# bullhead



## bowslinger (Aug 4, 2007)

i was wondering how many fish for them here kids and i did good friday nite best time year for us right now with ice just off thelakes


----------



## rags57078 (Jun 11, 2011)

Yep planning on going after some this weekend


----------



## MichaelZ (May 21, 2013)

Certainly caught my share growing up in Central WI! Used to have a tough time skinning them, usually putting a barb or two into my hand. But there is a video at [ame]https://www.youtube.com/watch?v=MuFjwbIkjO8[/ame] that shows a nice quick method. Two bad there was no youtube 40 some years ago!


----------



## Oxankle (Jun 20, 2003)

How big do those things get? My grandmother called them mudcats or pollywogs. (I thought pollywogs were tadpoles)

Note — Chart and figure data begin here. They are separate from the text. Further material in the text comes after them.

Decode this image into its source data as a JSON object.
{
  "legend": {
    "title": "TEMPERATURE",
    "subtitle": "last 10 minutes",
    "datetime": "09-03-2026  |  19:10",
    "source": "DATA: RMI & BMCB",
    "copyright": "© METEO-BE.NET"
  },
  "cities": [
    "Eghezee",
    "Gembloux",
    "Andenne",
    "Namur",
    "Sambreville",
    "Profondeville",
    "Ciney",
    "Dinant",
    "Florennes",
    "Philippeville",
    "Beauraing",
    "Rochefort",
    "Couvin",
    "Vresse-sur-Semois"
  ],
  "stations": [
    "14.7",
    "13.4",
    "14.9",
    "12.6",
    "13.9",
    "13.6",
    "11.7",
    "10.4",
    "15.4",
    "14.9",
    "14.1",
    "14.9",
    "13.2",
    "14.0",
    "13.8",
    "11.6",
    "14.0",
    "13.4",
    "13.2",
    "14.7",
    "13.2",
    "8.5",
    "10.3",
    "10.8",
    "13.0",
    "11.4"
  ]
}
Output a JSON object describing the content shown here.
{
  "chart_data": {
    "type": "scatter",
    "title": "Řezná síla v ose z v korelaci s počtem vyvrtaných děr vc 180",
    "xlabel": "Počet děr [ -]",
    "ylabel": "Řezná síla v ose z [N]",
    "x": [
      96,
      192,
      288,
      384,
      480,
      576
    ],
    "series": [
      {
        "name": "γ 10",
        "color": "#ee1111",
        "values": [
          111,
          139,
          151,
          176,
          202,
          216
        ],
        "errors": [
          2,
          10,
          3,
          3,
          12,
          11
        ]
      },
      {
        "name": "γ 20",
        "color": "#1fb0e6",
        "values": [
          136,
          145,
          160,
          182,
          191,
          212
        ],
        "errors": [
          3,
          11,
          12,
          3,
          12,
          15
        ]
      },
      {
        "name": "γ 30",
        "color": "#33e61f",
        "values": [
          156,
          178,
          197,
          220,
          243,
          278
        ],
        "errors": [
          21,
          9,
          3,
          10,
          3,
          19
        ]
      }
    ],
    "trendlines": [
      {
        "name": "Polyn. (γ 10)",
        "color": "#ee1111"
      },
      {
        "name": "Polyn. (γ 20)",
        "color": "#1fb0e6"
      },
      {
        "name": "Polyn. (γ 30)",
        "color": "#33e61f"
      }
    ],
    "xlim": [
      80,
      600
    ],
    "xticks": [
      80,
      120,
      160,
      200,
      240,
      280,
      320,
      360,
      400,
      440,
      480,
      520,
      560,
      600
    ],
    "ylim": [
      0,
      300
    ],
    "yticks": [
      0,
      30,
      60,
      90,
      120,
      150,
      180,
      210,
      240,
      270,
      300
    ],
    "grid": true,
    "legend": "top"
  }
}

I've read that some people consider bullheads the best tasting of the catfish, but we never eat them here. Too small to bother with--never over 8 inches long.


----------



## bowslinger (Aug 4, 2007)

we get them up too 18inchs this time year they taste the best when water is still cold


----------



## Oxankle (Jun 20, 2003)

An 18 inch fish is worth keeping; I've never seen a bullhead oveer ten inches long. Where I grew up in Texas they did not exist except in water-filled ditches. In Oklahoma I found a few that colonized our ponds after stocking--birds probably brought them in from other ponds. I tried cooking one once--nothing special and a bit muddy. Cleaning them the way the utube demo worked would sure make them more desirable.


----------



## alleyyooper (Apr 22, 2005)

Love those bull heads. Was taught as a young fellow by a Posin Polak the quick way to clean them.
No limit on them here back in those days (1970's) and used to catch 2 to 3 hundred a day with my brother during the spawn, on one of the lakes that was weed choked so bad by June no one fished it till the next spring. Most were in the 10" range but some got way bigger.Next week end would invite friends and family to a fish fry and no one ever left because it was bull heads being fried up on the grill.

 Al


----------



## 1shotwade (Jul 9, 2013)

I was in the 4th grade in 1960 when we were transferred to another school for the year due to construction on our school. The neighbor had a pond full on bullheads. I caught the "monster" of the pond. 14"! Largest bullhead I ever heard of. And yes, they are fine eating. Many think they are better than bluegill!

Wade


----------



## fishhead (Jul 19, 2006)

Does that method work on large bullheads too? I know of a lake with some 14-16" bullheads.


----------



## JJ Grandits (Nov 10, 2002)

Smoked Bullhead is wonderful. i hope to get on a pond this weekend full with some nice size ones.


----------



## alleyyooper (Apr 22, 2005)

Finally got where I could view the video. Not the quick way of cleaning I was taught.
Cut down just in front of the top barb behind the head till you cut thru the back bone. Slice just under the skin down with the tip of a sharpe knife the middle of the back to the tail. Bend the bullhead where you cut thru the back bone stick your thumb in under the tail section and pull the meat out of the skin. Skin head and inwards all stay together to deposit in the bury pit.

 Al


----------